Chapitre 24 : Hadjira – Malika -  Enfantement

Hadjira buvait les paroles de Cri qui lui racontait sa vie et celle de ses frères. Après s’être fait mordre par des singes, Cri s’était nourri du sang d’un de ses frères qui lui-même s’était repu de deux autres. Ensemble, ils avaient exterminé tous les autres. Malgré son envie d’être seul, Cri s’était retrouvé incapable de tuer l’ancien. Par amour, Da avait transformé Ka puis Po s’était trouvé une africaine nommée Oumou.

- Nous avions décidé de nous rencontrer à chaque super lune de sang afin de garder le contact, papoter, apprendre les nouveautés découvertes par chacun, mettre en commun nos connaissances. Un jour, Da et Ka sont apparus mais Ba a tiqué. Il a dit qu’il ressentait Ka comme étant son petit. De plus, Ka était visiblement amoureuse de Da mais pas l’inverse. Ka a commencé à nous expliquer que « Ka » avait fait une formidable découverte. C’était bizarre qu’elle parle d’elle-même à la troisième personne. Ka a expliqué que c’était parce qu’il était Da et à ce moment-là, tout son corps s’est modifié pour devenir celui de Da. À ses côtés, Da est devenu Ka.

- Je peux changer d’apparence ? Je peux redevenir jeune ?

- Tu pourras être qui tu veux, quand tu seras au contrôle, répéta Cri sans s’agacer.

Hadjira réalisa une petite danse de la joie, faisant sourire Cri.

- Je ne te l’ai pas dis mais Ka proposait une peau pâle, des cheveux couleur des blé et des yeux d’un bleu profond. Elle vivait dans un clan de femmes à la peau noire.

Hadjira grimaça.

- Elle avait été rejetée toute sa vie à cause de ça. Aucun homme ne voulait d’elle. Da avait été le seul à s’intéresser à elle.

- Ka l’aime en retour ? demanda Hadjira, émue.

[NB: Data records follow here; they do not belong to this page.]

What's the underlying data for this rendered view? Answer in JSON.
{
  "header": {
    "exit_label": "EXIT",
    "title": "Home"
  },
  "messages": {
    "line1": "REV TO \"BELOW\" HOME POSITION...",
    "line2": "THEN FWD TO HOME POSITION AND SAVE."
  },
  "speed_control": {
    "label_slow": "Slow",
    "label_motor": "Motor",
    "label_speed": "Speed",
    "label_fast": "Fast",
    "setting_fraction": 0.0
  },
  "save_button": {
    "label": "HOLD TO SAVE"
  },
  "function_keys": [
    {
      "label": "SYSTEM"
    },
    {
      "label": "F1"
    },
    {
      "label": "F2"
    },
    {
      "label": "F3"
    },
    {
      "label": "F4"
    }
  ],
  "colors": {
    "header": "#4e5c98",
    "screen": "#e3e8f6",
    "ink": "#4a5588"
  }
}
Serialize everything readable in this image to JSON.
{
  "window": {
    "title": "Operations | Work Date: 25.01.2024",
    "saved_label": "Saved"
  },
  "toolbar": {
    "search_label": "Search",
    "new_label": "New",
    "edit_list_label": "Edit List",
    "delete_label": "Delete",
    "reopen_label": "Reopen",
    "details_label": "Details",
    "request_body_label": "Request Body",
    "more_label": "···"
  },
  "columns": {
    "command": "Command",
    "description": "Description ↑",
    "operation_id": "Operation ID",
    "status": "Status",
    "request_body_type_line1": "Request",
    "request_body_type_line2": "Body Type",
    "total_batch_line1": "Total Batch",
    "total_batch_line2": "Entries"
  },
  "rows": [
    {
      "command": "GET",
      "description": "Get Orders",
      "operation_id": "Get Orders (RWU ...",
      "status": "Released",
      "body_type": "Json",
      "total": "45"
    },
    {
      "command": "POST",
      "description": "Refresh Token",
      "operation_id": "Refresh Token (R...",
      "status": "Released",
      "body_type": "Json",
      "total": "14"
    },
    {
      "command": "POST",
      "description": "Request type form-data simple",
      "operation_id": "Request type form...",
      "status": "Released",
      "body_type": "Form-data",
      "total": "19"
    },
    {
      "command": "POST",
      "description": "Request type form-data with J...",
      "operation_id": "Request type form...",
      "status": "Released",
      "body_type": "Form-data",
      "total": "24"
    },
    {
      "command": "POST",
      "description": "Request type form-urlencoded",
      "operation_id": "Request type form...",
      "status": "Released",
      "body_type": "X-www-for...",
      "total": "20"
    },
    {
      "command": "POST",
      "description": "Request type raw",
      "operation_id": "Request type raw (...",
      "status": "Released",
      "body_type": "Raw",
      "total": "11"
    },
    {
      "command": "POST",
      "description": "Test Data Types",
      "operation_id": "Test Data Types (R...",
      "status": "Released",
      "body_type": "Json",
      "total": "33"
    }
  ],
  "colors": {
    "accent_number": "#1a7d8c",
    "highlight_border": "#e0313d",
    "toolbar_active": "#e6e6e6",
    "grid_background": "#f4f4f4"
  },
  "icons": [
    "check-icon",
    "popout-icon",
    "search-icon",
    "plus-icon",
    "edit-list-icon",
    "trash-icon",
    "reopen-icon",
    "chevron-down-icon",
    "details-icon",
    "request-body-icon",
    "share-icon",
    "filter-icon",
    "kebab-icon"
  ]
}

- Pas avec la même intensité mais oui, elle l’aime. Ils forment un couple très uni. Tout le contraire d’Oumou et Po. Oumou ne peut pas voir Po en peinture. Elle s’éloigne de lui dès qu’elle le peut. Elle a vite appris à se contrôler afin de pouvoir lui fausser compagnie. Cet éloignement rend Po très malheureux. Il passe beaucoup de temps assis à ne rien faire… à penser. Il ne va pas bien.

Hadjira en fut navrée pour lui.

- Pourquoi Oumou fuit-elle Po ? Je ne t’aime pas mais je n’ai aucune envie de te fuir non plus, précisa Hadjira.

- Po ne nous a présenté Oumou qu’une fois celle-ci au contrôle. Avant cela, il nous a annoncé être en sine condicione. Il nous a demandé l’autorisation de la transformer mais sans nous offrir la possibilité de la rencontrer. De ce fait, j’ignore tout de sa vie humaine, de l’origine de leur interaction.

- Tu ne lui as jamais proposé de t’en parler ?

- Oumou n’est pas du genre bavarde. Elle nous fuit, tous. Lèvres pincées, sourire figé, stature droite, elle annonce sa volonté qu’on lui fiche la paix.

Hadjira fit la moue. Elle n’était pas impatiente de rencontrer cette Oumou. Cri poursuivit :

- Mais bref, Ka était différente physiquement. Ses premiers pas d’Aar n’ont pas été fantastiques. Elle ne parvenait pas à chasser discrètement. Comment faire quand on attire autant l’attention ? Alors qu’elle venait de rater une chasse, Ka a senti son corps changer. Le prédateur venait de s’adapter. Sa peau avait bruni d’un coup. Toute son apparence venait de se transformer. Sauf que Ka adorait son identité. Elle aimait cette différence que Da lui avait appris à s’approprier comme une force. Elle a repoussé ce changement de toutes ses forces et elle est redevenue elle-même.

- Il suffit de le vouloir ?

- Vraiment très fort, ricana Cri. Laisse-toi le temps, ma bien-aimée !

Hadjira explosa de rire. Décidément, elle n’arrivait pas à s’en empêcher. Il lui semblait redevenir une petite fille.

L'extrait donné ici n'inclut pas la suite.